The filenames in a directory aren't necessarily stored alphabetically. If you want to get an alphabetical list of files, you'll have to read all the entries and sort them yourself.
The separation of directory information from inode information can create some odd situations. Operations that change directory only require write permission on the directory, not on the file. Most operations that change information in the file's data require write permission to the file. Operations that alter the permissions of the file require that the caller be the file's owner or the superuser. This can lead to the interesting situation of being able to delete a file you can't read, or write to a file you can't remove.

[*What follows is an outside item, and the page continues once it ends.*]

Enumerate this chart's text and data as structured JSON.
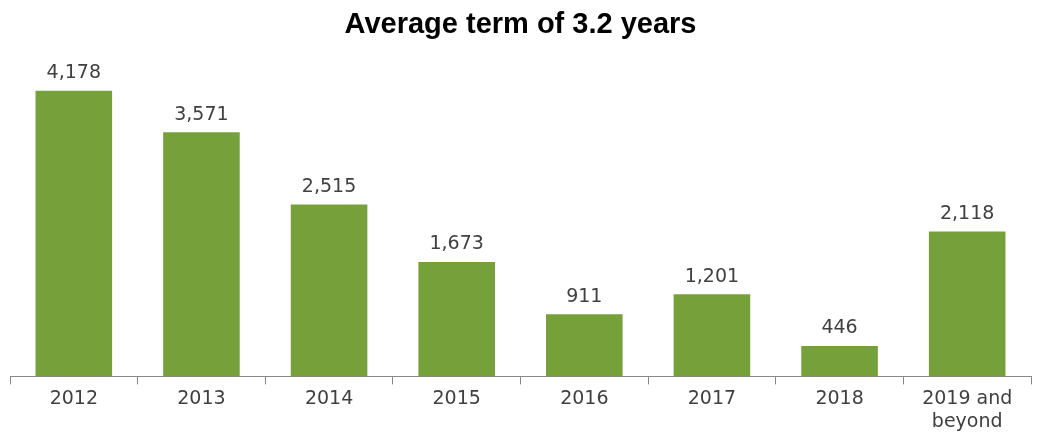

Although these situations make the filesystem structure seem odd at first, they're actually the source of much of Unix's power. Links, two filenames that refer to the same file, are now extremely simple. The two directory entries just list the same inode number. The inode structure includes a count of the number of directory entries referring to the file (
nlink
in the values returned by
stat
), but it lets the operating system store and maintain only one copy of the modification times, size, and other file attributes. When one directory entry is
unlink
ed, data blocks are only deleted if the directory entry was the last one that referred to the file's inode - and no processes still have the file open. You can
unlink
an open file, but its disk space won't be released until the last close.
Links come in two forms. The kind described above, where two directory entries list the same inode number (like
vi
and
nvi
in the earlier table), are called
hard links
. The operating system cannot tell the first directory entry of a file (the one created when the file was created) from any subsequent hard links to it. The other kind,
soft
or
symbolic links
, are very different. A soft link is a special type of file whose data block stores the filename the file is linked to. Soft links have a different
mode
value, indicating they're not regular files. The operating system, when asked to
open
a soft link, instead opens the filename contained in the data block.
Filenames are kept in a directory, separate from the size, protections, and other metadata kept in an inode.
The
stat
function returns the inode information (metadata).
opendir
,
readdir
, and friends provide access to filenames in a directory through a
directory handle
.
Directory handles look like filehandles, but they are not the same. In particular, you can't use < > on directory handles.
The permissions on a directory determine whether you can read and write the list of filenames. The permissions on a file determine whether you can change the file's metadata or contents.
Three different times are stored in an inode. None of them is the file's creation time.